Another thing about me is that I don’t like doing things that are really unfamiliar or that I don’t completely understand how to do because I don’t want to look dumb. That whole part of me had to go out the window right away because I was faced with an unfamiliar task every day and was forced to do said task in a language that I am not fluent in. Guess what, sometimes I do look dumb! Sometimes I use the wrong gendered article and call the pope a potato, sometimes I don’t know the word for something so I have to mime it out and I look ridiculous, and you can’t imagine how much time I have spent just having NO IDEA what’s going on. I even fell on my face in a crowded park and made quite a scene. But it never matters! Like, seriously, nothing bad ever happens (okay, it was pretty bad when I fell on my face) and then I learn something and I know more than I did before!
These changes are definitely for the better, and I don’t think that they would have come had I not studied abroad. Being alone in a totally foreign place forces you to face your fears head on and deal with them. When I think about going home now, one of the biggest things that I think about is how easy it will be to do everything there because I’ll be doing it in English.
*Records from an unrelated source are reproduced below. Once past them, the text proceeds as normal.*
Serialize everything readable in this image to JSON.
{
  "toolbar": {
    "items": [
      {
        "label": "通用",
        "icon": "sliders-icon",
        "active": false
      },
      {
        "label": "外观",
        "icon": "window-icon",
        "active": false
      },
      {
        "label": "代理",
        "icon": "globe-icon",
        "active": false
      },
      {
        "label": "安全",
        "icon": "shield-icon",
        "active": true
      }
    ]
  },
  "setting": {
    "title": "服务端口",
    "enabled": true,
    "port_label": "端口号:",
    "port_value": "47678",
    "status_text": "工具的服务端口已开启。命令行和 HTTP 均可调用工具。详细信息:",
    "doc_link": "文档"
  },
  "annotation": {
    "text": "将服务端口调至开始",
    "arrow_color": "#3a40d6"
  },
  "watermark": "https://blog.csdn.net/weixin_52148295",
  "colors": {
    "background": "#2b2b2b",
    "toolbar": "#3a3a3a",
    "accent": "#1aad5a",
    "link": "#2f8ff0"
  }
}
This time in Argentina has made me understand just how powerful being able to communicate exactly what you think, feel or need is, and how much simpler life will be when I can effortlessly do that again! Which is not to say that I’m going to spend the rest of my life in English speaking countries. Not at all! Now that I have not only survived so many months here but come out of it stronger and better, I would love to travel more and continue to experience challenges like this in order to grow.
The past two weeks have consisted of so much sightseeing that I’m really tired of seeing things and taking pictures, as silly as that sounds. I am going to forge on this week though and cross the last few things off my list that I haven’t seen yet here!